Bitcoin News

How Bitcoin prices briefly crashed to $5,000 due to a bug

A glitch in Pyth’s crypto data network platform caused a drop in Bitcoin prices of nearly 90% Monday. However, this was only for a short time. The glitch was not visible on any other platform.

Bitcoin’s price was $5,402 at 5:50 PM Monday. It was hovering around $41,000 in centralised exchanges when it was at $5,502 on the Pyth platform.

Pyth, a DeFi developer pricing tool, was launched on the Solana Blockchain. It draws market data from traders and exchanges to provide pricing information. Pyth is a real-time market data provider and is associated with many of the most prominent names in crypto, and finance.

It draws data from financial giants such as Sam-Bankman Fried’s FTX and CoinShares, Jane Street, Jump Trading Group and Virtu Financial.

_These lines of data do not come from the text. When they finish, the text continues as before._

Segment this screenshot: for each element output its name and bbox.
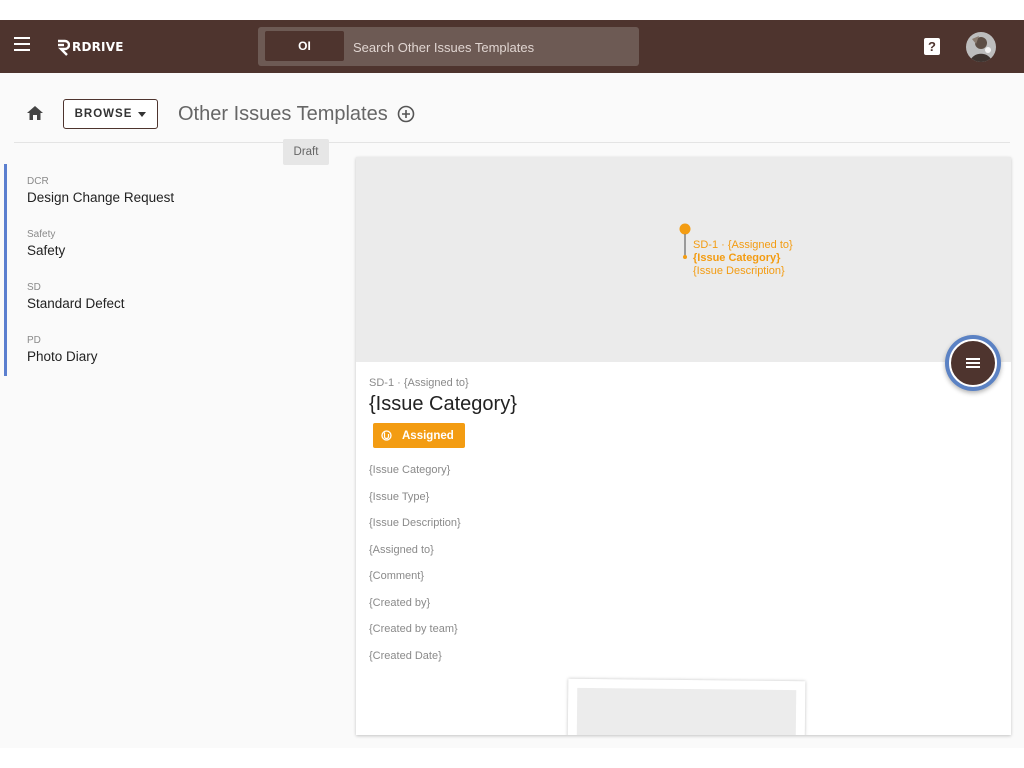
list-item[interactable]: SD Standard Defect bbox=[7, 270, 344, 323]
list-item[interactable]: DCR Design Change Request bbox=[7, 164, 344, 217]
logo-mark-icon bbox=[58, 39, 70, 56]
field-created-date: {Created Date} bbox=[369, 649, 442, 662]
browse-button-label: BROWSE bbox=[74, 108, 133, 120]
field-comment: {Comment} bbox=[369, 570, 425, 582]
header-divider bbox=[14, 142, 1010, 143]
actions-menu-button[interactable] bbox=[945, 335, 1001, 391]
template-name: Design Change Request bbox=[27, 190, 175, 205]
template-code: SD bbox=[27, 282, 41, 293]
logo-text: RDRIVE bbox=[72, 40, 124, 54]
field-issue-category: {Issue Category} bbox=[369, 464, 451, 476]
home-icon[interactable] bbox=[26, 105, 44, 126]
top-bar: RDRIVE OI ? bbox=[0, 20, 1024, 73]
list-item[interactable]: PD Photo Diary bbox=[7, 323, 344, 376]
field-created-by: {Created by} bbox=[369, 596, 431, 609]
pin-label-description: {Issue Description} bbox=[693, 265, 785, 277]
list-item[interactable]: Safety Safety bbox=[7, 217, 344, 270]
user-avatar[interactable] bbox=[966, 32, 996, 62]
issue-fields: {Issue Category} {Issue Type} {Issue Des… bbox=[369, 464, 461, 676]
page-title: Other Issues Templates bbox=[178, 103, 388, 125]
template-name: Photo Diary bbox=[27, 349, 98, 364]
pin-label-category: {Issue Category} bbox=[693, 252, 781, 264]
draft-badge: Draft bbox=[283, 139, 329, 165]
pin-label-line: SD-1 · {Assigned to} bbox=[693, 239, 793, 251]
status-label: Assigned bbox=[402, 429, 454, 442]
template-name: Safety bbox=[27, 243, 66, 258]
status-badge: Assigned bbox=[373, 423, 465, 448]
template-list: DCR Design Change Request Safety Safety … bbox=[4, 164, 344, 376]
map-pin-label: SD-1 · {Assigned to} {Issue Category} {I… bbox=[693, 239, 793, 278]
search-bar: OI bbox=[258, 27, 639, 66]
template-code: DCR bbox=[27, 176, 49, 187]
template-code: Safety bbox=[27, 229, 56, 240]
caret-down-icon bbox=[138, 111, 147, 117]
search-input[interactable] bbox=[353, 37, 623, 57]
field-issue-type: {Issue Type} bbox=[369, 490, 430, 503]
menu-icon bbox=[966, 356, 980, 370]
template-name: Standard Defect bbox=[27, 296, 125, 311]
field-issue-description: {Issue Description} bbox=[369, 517, 461, 529]
issue-preview-card: SD-1 · {Assigned to} {Issue Category} {I… bbox=[356, 157, 1011, 735]
app-window: RDRIVE OI ? BROWSE Other Issues Template… bbox=[0, 20, 1024, 748]
add-circle-icon[interactable] bbox=[397, 105, 415, 128]
template-code: PD bbox=[27, 335, 41, 346]
issue-subtitle: SD-1 · {Assigned to} bbox=[369, 377, 469, 389]
help-icon[interactable]: ? bbox=[924, 38, 940, 55]
issue-title: {Issue Category} bbox=[369, 393, 517, 415]
browse-button[interactable]: BROWSE bbox=[63, 99, 158, 129]
app-logo[interactable]: RDRIVE bbox=[56, 36, 124, 58]
search-scope-label[interactable]: OI bbox=[265, 31, 344, 61]
assigned-icon bbox=[381, 430, 392, 441]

Pyth published a Wednesday report detailing the root cause of the incident. It explained how the flash-crash was caused by a combination two factors.

The report stated that the issue was caused by (1) two Pyth publishers publishing a close-zero price of BTC/USD, and (2) the aggregation algorithm overweighting these publishers’ contributions. Both publishers also encountered problems with the handling decimal numbers.

First publisher discovered a bug. The utility reported the floating-point price, which was not what it expected. The utility converted the floating point number to an integer and published it.

According to the report, the second publisher encountered a race condition that caused them to read an exponent of 100 in BTC/USD instead 10-8 for the 2-minute period.

Pyth stated in the post that this incident had impacted “Several Solana programs which depend on Pyth prices”,

Pyth stated that developers are making several improvements to decrease the chance of incorrect prices being displayed on the platform due to software errors. Pyth also stated that developers are improving monitoring tools to enable publishers to quickly respond to any anomalous data.

Although prices were back to normal on Tuesday, Pyth was subject to a strong backlash via social media.

One netizen asked why Pyth was still operating. LinkGeneraI replied in a tweet, “It’s an absolute liability to have even a small potential for that to happen again.”

Bonfida is a project that was based on Solana. It tweeted that the flash crashed ’caused several liquidation events on Audaces protocol BTC/PERP market (unfortunately not working as intended). Bonfida is the perpetual futures platform’s liquidation engine Audaces.

This is Pyth’s second problem in recent years. The network was down for 17 hours last week.